It should not be a surprise to anyone who pays attention to the home building industry that one of the biggest issues facing builders in all areas of the country is the lack of vacant developed lots (VDLs). During the past year, this issue has been clearly and regularly highlighted as a major concern by U.S. home builder leadership participating in builder sentiment surveys conducted by Zonda.
Atlanta has been known as a market that historically has many more lots on the ground than it needs. According to our proprietary Zonda VDL data, in 2009 at the height of the last housing downturn, the Atlanta market area had over 150,000 VDLs available during a time when we were starting less than 10,000 houses per year.
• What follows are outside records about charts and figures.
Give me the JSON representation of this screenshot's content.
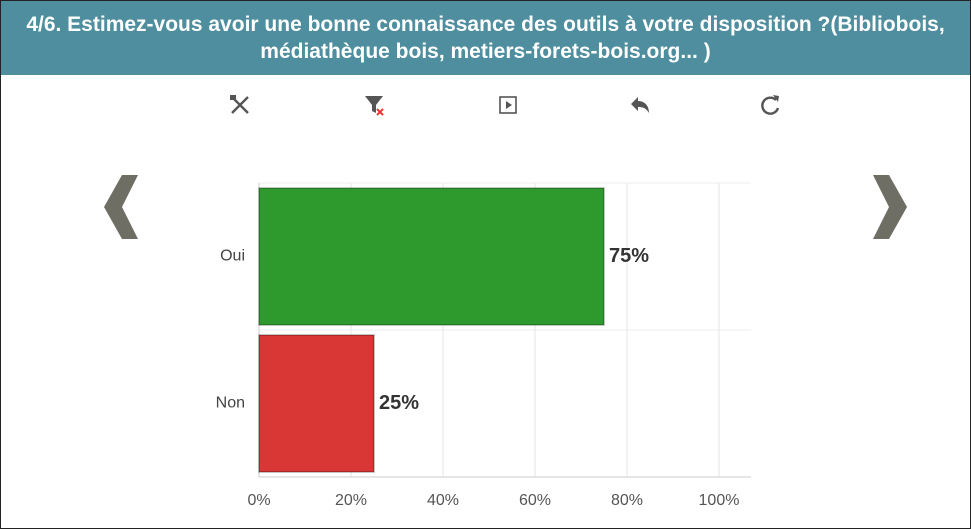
{
  "chart_data": {
    "type": "hbar",
    "title": "4/6. Estimez-vous avoir une bonne connaissance des outils à votre disposition ?(Bibliobois, médiathèque bois, metiers-forets-bois.org... )",
    "categories": [
      "Oui",
      "Non"
    ],
    "values": [
      75,
      25
    ],
    "value_labels": [
      "75%",
      "25%"
    ],
    "colors": [
      "#2e9a2e",
      "#d93636"
    ],
    "xlim": [
      0,
      100
    ],
    "xticks": [
      {
        "value": 0,
        "label": "0%"
      },
      {
        "value": 20,
        "label": "20%"
      },
      {
        "value": 40,
        "label": "40%"
      },
      {
        "value": 60,
        "label": "60%"
      },
      {
        "value": 80,
        "label": "80%"
      },
      {
        "value": 100,
        "label": "100%"
      }
    ],
    "grid": true
  }
}
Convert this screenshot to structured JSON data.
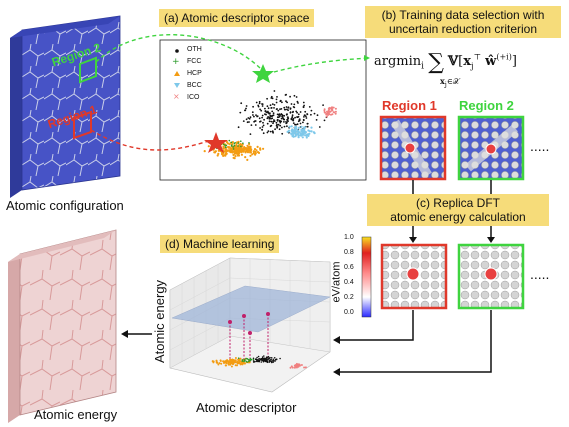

Even today it appears on paper that we have too many lots on the ground.
During the past 12 months, 25,176 houses have been started, and the market has almost 60,873 VDLs. The VDL months of supply is at 29 while the equilibrium VDL months of supply is 24 to 26 months based on the time necessary to entitle, develop, and build the lots. It appears that Atlanta has more than enough VDLs. But, if we look deeper into the lot supply inventory, a different picture emerges based on the building activity by neighborhood.
In new-home neighborhoods in the metro area where sales are experiencing rates in excess of four units per month, there are only 3,481 lots available; sales rates of three to four per month have 8,230 lots available; sales rates of two per month have 9,290 lots available; sales rates of one have 12,569 lots available. The remaining 19,000 lots are in new-home neighborhoods with zero sales in the past year, making them essentially non-marketable. The main reason these lots/neighborhoods experience no activity is due to them having been developed before the Great Recession in locations not close to traditional employment centers. If you remove these lots from the inventory, the months of supply drops to 20 months and puts Atlanta in the same boat as most other markets across the country—battling a shortage of lots.